Past Continuous Prompts: What were you doing…?
Here is a nice little game to practice past simple, past continuous, and the combination of past continuous and past simple. This game is meant for practice or review, but also doubles as a fun ice breaker.
The downloadable resource comes with an online and offline version. Let’s start with the offline version. Print and cut out the cards from the PDF below:
There are two types of cards: “MOMENT” cards which indicate a moment in the past and “TENSE” cards which indicate which tense(s) to use. Here are two ways to use these cards:
For this variant, do not use the “TENSE” cards. Shuffle the “MOMENT” cards and place them in the center of the table face down so everyone can reach. Choose a student to start the game. They draw the first card and read it out loud.
For example: “on your summer holidays, five years ago”
Then, they ask a question to the other students based on the content of the card. “What do you think I was doing on my summer holidays, five years ago?” You can leave the choice of response completely open or limit them to past simple or past continuous responses depending on their level or what you are studying.
In turns, the other students make some guesses or propose some ideas to respond orally to the question posed by the first student. I recommend that you be strict with your students with the tense they use in their responses.

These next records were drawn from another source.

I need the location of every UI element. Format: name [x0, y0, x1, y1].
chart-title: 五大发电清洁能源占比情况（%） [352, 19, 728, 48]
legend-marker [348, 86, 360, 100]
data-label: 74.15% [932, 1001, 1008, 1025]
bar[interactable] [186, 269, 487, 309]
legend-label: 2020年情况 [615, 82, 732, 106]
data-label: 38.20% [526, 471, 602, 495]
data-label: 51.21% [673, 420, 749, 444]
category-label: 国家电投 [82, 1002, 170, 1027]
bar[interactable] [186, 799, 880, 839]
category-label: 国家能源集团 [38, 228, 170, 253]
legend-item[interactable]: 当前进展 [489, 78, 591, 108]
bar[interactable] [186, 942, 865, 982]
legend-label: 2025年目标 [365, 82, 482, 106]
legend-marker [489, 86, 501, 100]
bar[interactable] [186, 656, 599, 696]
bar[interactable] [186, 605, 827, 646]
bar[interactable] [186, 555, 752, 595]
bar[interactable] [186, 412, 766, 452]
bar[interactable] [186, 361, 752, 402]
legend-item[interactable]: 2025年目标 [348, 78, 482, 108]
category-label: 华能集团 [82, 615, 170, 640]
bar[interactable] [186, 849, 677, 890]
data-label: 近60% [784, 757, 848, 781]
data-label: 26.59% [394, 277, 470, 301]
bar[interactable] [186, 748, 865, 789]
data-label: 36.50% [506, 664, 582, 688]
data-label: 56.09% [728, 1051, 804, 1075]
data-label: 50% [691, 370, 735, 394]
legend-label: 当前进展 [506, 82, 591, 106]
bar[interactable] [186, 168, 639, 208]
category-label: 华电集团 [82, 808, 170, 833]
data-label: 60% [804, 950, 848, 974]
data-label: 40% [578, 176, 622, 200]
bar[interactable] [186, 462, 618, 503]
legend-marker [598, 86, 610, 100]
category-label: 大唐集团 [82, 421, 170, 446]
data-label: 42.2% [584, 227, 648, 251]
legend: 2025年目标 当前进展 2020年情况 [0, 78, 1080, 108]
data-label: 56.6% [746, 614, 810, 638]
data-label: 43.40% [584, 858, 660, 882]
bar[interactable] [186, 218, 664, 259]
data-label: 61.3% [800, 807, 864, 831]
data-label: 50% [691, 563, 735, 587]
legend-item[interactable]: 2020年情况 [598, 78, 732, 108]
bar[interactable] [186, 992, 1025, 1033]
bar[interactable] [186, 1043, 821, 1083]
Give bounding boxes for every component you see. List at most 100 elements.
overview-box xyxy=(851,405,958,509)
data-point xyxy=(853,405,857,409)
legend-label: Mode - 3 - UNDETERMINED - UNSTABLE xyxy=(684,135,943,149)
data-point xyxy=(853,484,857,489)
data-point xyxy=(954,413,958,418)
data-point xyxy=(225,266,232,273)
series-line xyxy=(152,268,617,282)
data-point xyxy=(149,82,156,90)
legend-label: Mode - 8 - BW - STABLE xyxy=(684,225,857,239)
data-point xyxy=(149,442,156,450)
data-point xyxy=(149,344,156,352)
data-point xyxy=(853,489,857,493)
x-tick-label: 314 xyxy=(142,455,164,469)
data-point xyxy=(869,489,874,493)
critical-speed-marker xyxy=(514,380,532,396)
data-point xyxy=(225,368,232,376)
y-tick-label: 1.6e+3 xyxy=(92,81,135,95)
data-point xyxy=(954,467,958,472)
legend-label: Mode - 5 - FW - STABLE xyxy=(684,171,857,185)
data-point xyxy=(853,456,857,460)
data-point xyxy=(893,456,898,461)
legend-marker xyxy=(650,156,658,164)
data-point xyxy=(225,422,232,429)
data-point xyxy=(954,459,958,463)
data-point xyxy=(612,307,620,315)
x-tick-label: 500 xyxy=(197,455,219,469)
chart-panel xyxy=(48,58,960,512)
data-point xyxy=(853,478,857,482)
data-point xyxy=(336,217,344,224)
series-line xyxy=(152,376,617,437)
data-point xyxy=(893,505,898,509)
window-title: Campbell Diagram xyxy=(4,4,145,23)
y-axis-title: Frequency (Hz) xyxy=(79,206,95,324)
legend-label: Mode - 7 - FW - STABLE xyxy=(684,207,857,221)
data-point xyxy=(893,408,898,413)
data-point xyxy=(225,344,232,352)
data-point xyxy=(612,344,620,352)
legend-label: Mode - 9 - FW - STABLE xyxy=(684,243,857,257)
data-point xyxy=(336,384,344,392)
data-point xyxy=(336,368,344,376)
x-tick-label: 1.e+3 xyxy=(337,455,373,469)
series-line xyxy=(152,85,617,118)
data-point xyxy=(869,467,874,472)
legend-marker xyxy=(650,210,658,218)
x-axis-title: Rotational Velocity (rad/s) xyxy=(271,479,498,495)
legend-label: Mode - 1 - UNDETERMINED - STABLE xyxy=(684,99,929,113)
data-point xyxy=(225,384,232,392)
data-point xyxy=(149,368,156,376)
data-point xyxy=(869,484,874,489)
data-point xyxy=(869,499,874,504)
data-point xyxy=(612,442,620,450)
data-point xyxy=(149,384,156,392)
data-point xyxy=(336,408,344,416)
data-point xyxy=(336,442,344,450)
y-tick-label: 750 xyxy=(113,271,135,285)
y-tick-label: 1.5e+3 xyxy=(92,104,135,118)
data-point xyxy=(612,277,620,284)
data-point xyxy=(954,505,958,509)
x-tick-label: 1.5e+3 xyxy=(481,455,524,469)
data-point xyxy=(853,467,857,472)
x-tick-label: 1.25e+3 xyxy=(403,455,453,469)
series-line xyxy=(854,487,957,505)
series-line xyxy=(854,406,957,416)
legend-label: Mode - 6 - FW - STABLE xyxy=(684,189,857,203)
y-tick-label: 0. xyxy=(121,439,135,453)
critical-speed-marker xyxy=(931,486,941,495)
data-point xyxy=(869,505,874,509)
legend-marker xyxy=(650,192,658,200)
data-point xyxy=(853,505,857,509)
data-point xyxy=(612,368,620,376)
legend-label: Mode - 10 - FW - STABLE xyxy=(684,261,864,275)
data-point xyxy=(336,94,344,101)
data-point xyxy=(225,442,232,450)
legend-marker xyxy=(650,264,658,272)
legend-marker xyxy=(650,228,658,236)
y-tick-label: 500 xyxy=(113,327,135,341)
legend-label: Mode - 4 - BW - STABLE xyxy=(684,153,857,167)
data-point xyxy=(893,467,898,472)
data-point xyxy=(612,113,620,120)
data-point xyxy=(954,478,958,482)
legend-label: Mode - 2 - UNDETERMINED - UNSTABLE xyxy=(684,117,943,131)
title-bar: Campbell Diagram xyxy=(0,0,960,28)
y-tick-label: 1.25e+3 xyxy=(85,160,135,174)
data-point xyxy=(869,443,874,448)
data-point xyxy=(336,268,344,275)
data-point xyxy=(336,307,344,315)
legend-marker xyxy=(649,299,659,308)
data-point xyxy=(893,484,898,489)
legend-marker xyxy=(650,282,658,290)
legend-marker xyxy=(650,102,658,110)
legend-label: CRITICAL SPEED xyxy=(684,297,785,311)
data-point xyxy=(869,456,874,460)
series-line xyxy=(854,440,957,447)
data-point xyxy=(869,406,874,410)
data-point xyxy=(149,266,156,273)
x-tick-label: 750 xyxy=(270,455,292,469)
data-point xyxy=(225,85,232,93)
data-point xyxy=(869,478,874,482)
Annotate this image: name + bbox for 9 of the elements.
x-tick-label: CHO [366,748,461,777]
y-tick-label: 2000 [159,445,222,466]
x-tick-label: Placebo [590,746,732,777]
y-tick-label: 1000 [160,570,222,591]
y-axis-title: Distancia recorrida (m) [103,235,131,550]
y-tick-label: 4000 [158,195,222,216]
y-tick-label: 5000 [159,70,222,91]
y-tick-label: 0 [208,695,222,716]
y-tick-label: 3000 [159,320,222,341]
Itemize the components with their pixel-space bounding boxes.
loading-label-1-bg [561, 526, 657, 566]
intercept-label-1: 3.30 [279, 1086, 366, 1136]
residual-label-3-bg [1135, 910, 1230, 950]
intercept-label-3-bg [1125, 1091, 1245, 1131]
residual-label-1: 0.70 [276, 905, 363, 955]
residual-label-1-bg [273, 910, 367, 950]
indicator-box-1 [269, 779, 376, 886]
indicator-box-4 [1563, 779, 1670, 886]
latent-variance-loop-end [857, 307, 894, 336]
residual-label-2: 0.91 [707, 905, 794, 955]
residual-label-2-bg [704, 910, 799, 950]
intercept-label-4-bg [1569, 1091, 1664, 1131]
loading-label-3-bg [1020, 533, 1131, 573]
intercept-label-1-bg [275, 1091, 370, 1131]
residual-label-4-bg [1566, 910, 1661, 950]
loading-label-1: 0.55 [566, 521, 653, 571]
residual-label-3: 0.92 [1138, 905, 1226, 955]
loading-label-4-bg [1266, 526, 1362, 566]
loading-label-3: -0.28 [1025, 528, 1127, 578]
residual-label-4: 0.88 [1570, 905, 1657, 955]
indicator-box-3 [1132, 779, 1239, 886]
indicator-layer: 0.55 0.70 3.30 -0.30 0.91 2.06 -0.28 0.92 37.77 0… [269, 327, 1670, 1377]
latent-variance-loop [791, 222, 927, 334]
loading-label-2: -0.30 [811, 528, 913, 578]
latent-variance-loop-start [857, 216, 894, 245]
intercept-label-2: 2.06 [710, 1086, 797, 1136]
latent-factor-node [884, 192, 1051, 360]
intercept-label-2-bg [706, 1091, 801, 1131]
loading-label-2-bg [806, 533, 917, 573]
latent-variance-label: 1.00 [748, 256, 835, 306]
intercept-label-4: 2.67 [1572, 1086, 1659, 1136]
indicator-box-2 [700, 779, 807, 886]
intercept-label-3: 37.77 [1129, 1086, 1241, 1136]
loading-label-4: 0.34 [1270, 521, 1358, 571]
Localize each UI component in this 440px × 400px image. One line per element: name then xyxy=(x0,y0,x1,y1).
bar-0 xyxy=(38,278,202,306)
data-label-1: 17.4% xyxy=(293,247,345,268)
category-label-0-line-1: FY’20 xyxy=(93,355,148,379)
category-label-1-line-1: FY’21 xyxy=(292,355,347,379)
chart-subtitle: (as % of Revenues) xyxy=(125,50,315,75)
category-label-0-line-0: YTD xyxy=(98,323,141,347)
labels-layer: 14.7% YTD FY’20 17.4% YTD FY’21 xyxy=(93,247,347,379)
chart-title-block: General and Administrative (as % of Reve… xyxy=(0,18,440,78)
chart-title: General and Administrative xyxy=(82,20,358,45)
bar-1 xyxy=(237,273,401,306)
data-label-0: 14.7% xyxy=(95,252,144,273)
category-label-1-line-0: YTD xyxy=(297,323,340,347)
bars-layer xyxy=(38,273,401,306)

If it is a past simple question, it should have a past simple response, etc.
Examples of possible responses for:
“What do you think I was doing on my summer holidays, five years ago?”
I think you went surfing in Hawaii.
You probably got stuck at the airport in London and found love.
I think you were staying with your aunt in Indiana visiting family.
Then, the student who asked the question in the first place chooses their favorite response (based on their choice: the closest to the truth, the funniest, the weirdest, etc.) and this person earns two points (keep track of the score on the board). The question asker also chooses their least favorite response and that person loses a point. Finally, they can say (if they want) what they were really doing during that time or at that moment.
Go clockwise around the table and have the next student draw a card and read it out loud, etc… Play as many rounds as you’d like. The player with the most points at the end of the game wins.
For online classes:
We have created another PDF and set of JPGs that regroup the game into landscape format so you can play the game more easily with your online lessons. There is less freedom because the choice of tense is already constrained, but it’s much easier to share with your students.
The game is exactly like the simple version except for this time, shuffle the “TENSE” cards and put them in a pile face down next to the “MOMENT” cards.
Each turn, a student draws a “MOMENT” and a “TENSE” card. This card will constrain the other students’ responses to the drawn tense(s).
There you go, simple, but with a large potential for laughter and creativity if your students let themselves open up a bit.